Every business today is a technology business. Whether it supports your business model or itself is the business model, your technology stack plays a key role. What your engineering team ships, and how they ship, has direct and measurable consequences for your business, even if they traditionally prefer to think otherwise. Engineering goals are now closer than ever to business goals, and understanding that will help companies thrive in the business technology world today.
The idea of software craftsmanship dictates that the profession of software engineer should be analogous to that of civil engineer. Increased professionalism (in the style of Uncle Bob) suggests that software engineers' work should carry the same weight, and their failures the same consequences, as physicians and civil engineers.
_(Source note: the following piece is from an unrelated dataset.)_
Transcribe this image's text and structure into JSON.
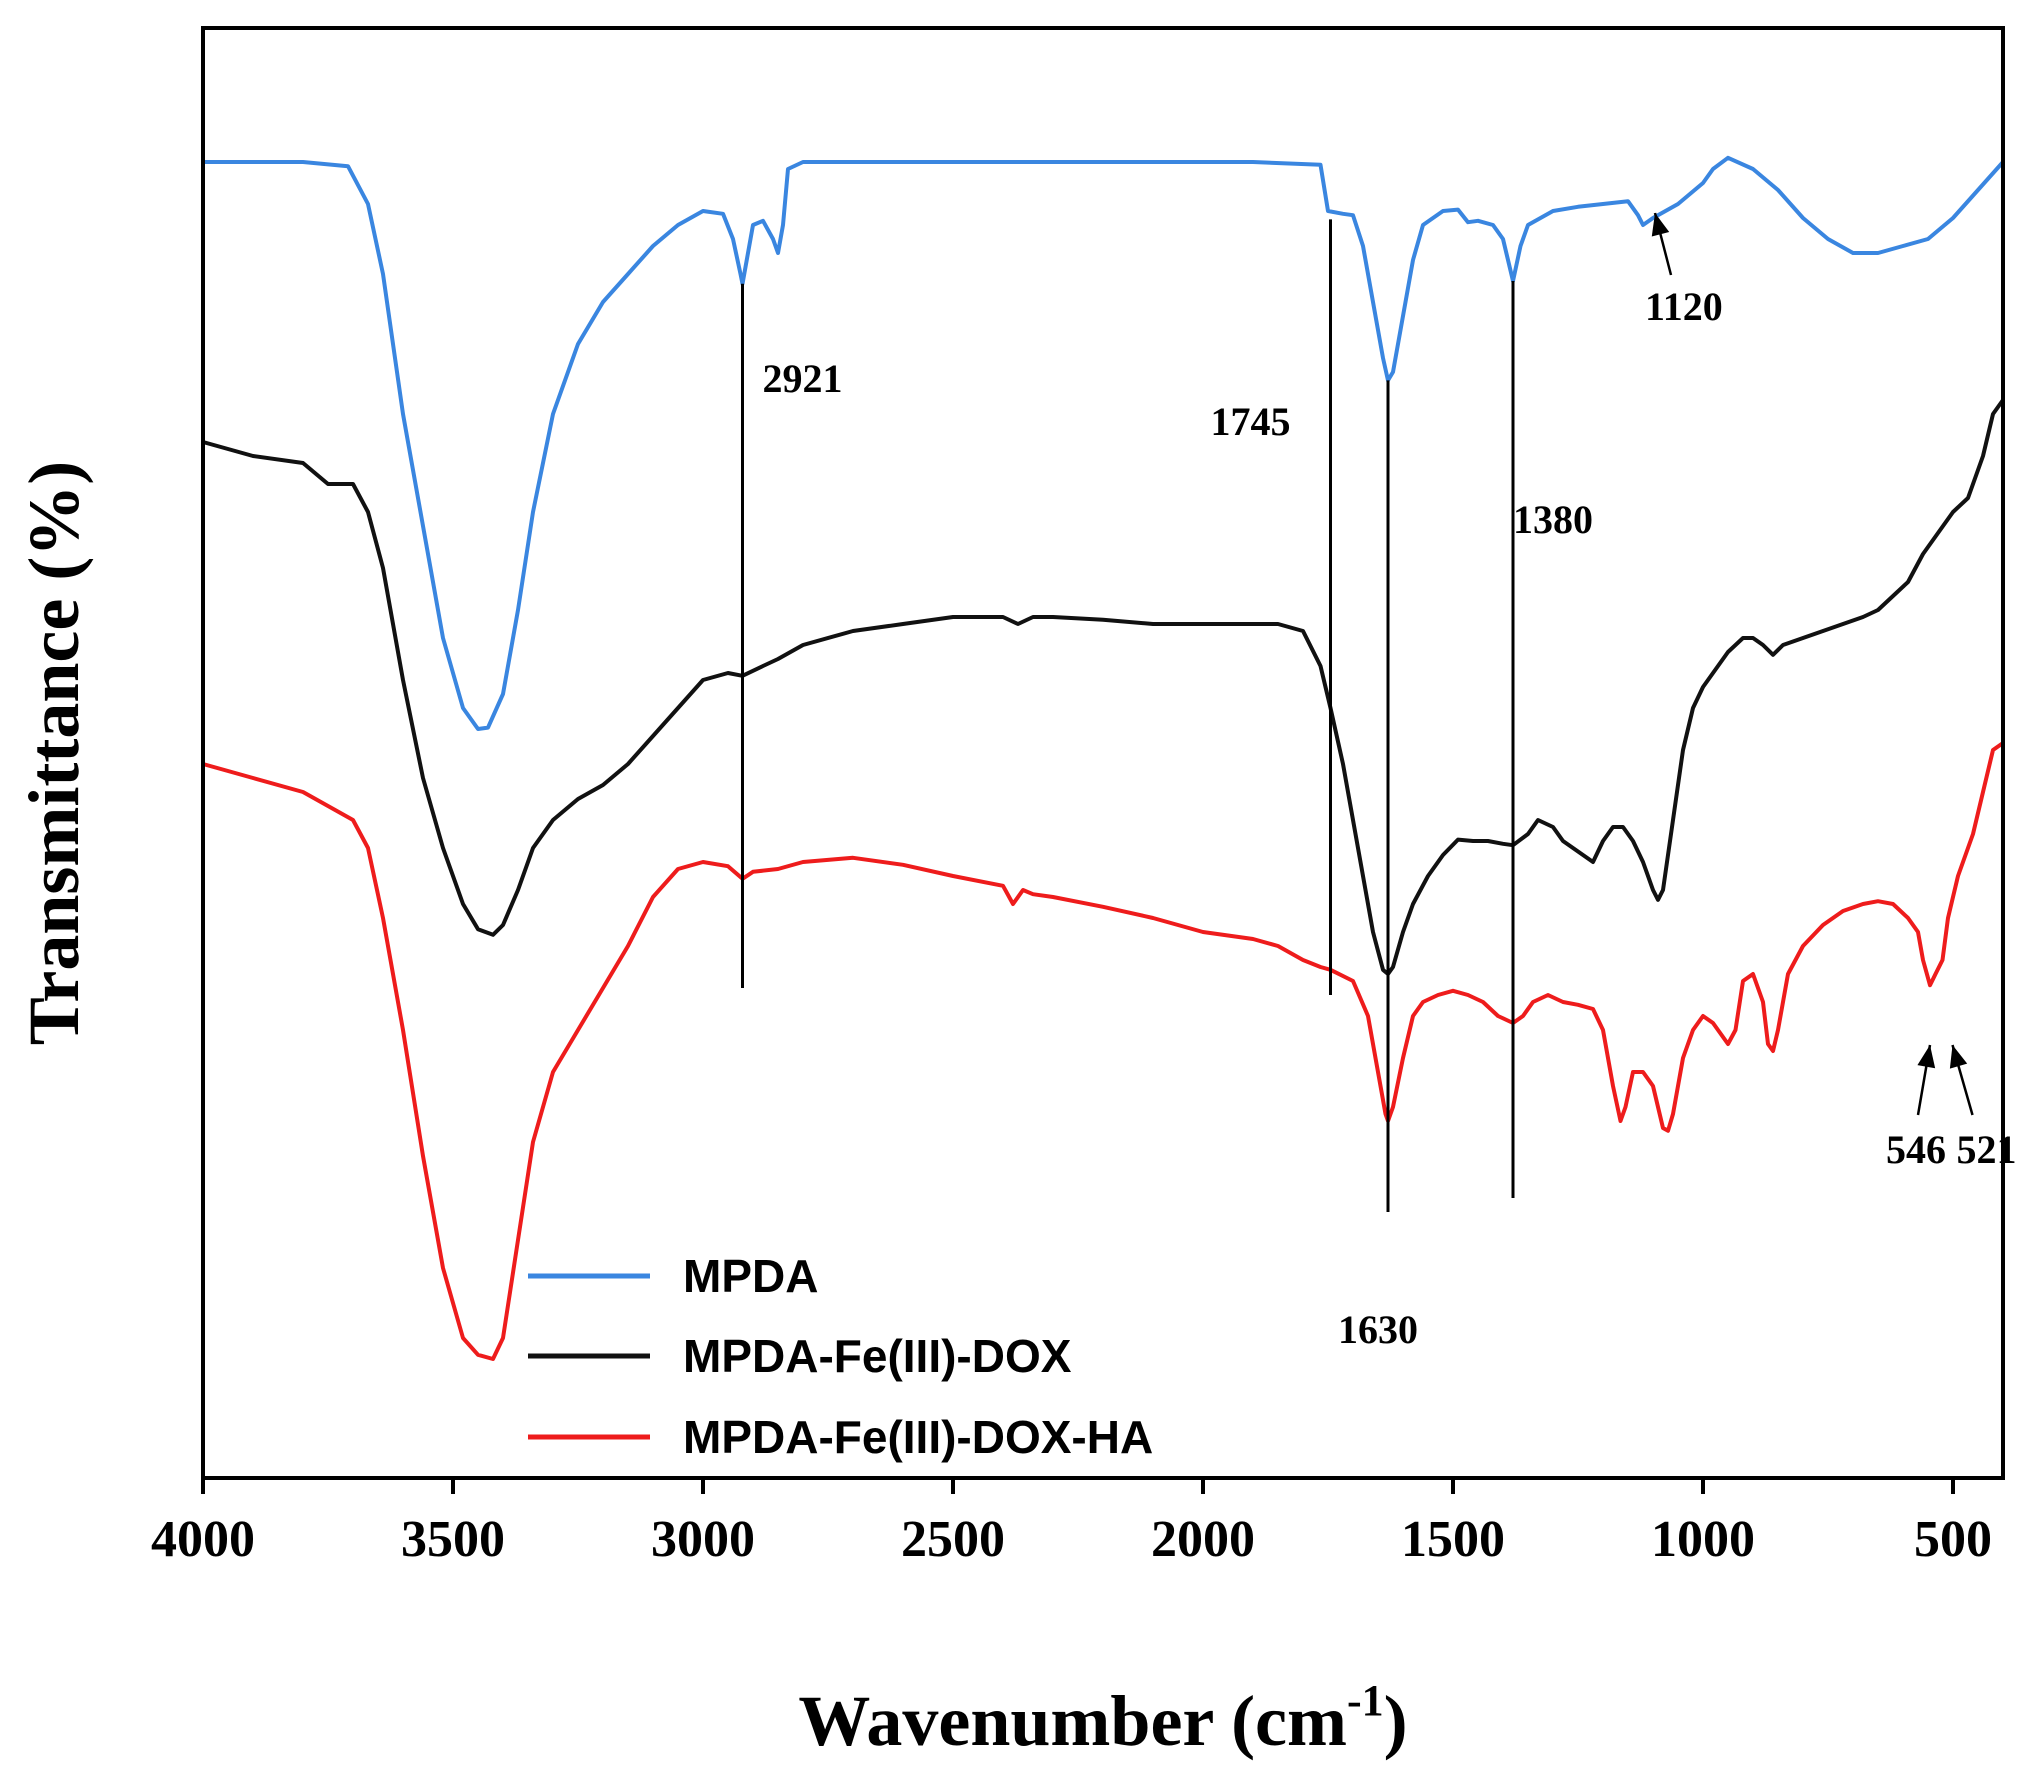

These are noble goals for software engineers, especially if you are building software to operate a bascule (draw) bridge! Unfortunately, they are challenged daily by business managers who just want functionality, but may not care about the underlying mess supporting it; they think that engineers who constantly try to clean up that mess are wasting time chasing after esoteric technical standards. Engineers, on the other hand, want to always deliver and maintain quality work, and they are less concerned about the business and the end users. This lack of communication and alignment creates distrust and inefficiencies — it just doesn't work.
Code quality as a means to further your business
A better approach that more and more organizations — including GitLab — have embraced is lending a greater business voice to your engineering organization, and of course demanding greater responsibility. Have your engineering team communicate the benefits of maintaining quality code, and why the costs of increased engineering resources (people and time, typically) are justified by tangible business outcomes. Along with a clean and adaptable codebase, quality code allows you to:
- Add new features quickly
- Remove existing features since it's relatively easy to identify which code contributes to those features, and which does not
- Change existing features, for reasons similar to above
- Have a more stable platform with fewer defects and security problems, again due to predictability of your code
- Deploy code quickly, with fewer manual configuration steps, reducing the time from decision to when you go live
Note that all the benefits above are business benefits! Your software engineers already know these are possible and goals that they themselves already aspire to achieve.
Can you ever skimp on code quality?
The short answer is: it depends on the company. For mature organizations shipping well-established products, it's likely the market cannot absorb shocks or big changes in the product. Performance, security, and privacy are very important, especially for highly regulated industries. Code quality is crucial for these companies, and luckily, they typically have more resources to easily handle the cost of maintaining that quality. Code quality should always be the rule, with very little exceptions, and engineering and business should communicate along those lines.
In either a small startup or a large organization shipping a product quickly to compete, I'd argue that you can and should skimp on code quality. Engineers may not be a fan when reading this, but this draws on the concept of technical debt or tech debt. Sometimes a startup has to strategically incur tech debt to push out a product or feature update more quickly, to get the timing just right.
If you instead choose to maintain that 100 percent quality code, you lose out on the opportunity, and don't even have a business in 2 months, totally defeating the purpose of your software development in the first place. You'd have gained a beautiful codebase, but lost a viable business. Just as any healthy business regularly pays back old debt and takes on new, you need to clean up previously incurred tech debt so that your codebase doesn't slow down your business.
Engineering goals are business goals
In the past, engineers were often removed from business discussions. Business managers established requirements, and threw those over the wall to engineering managers who would reciprocate with delivery timelines. In today's technology-driven business landscape, that's no longer a viable option for success. Both parties need to work closely together in order to survive in a competitive software world.
Maintaining code quality is a great bridge in this effort, since engineers can easily articulate its practical benefits that are readily translated into positive business outcomes. You should continually analyze your business and take advantage of new tech debt as the need arises. There is a lot of technical nuance to this delicate balance, and so your engineering team should be presenting the options and offering a strong recommendation. Your engineers need to be strong business leaders.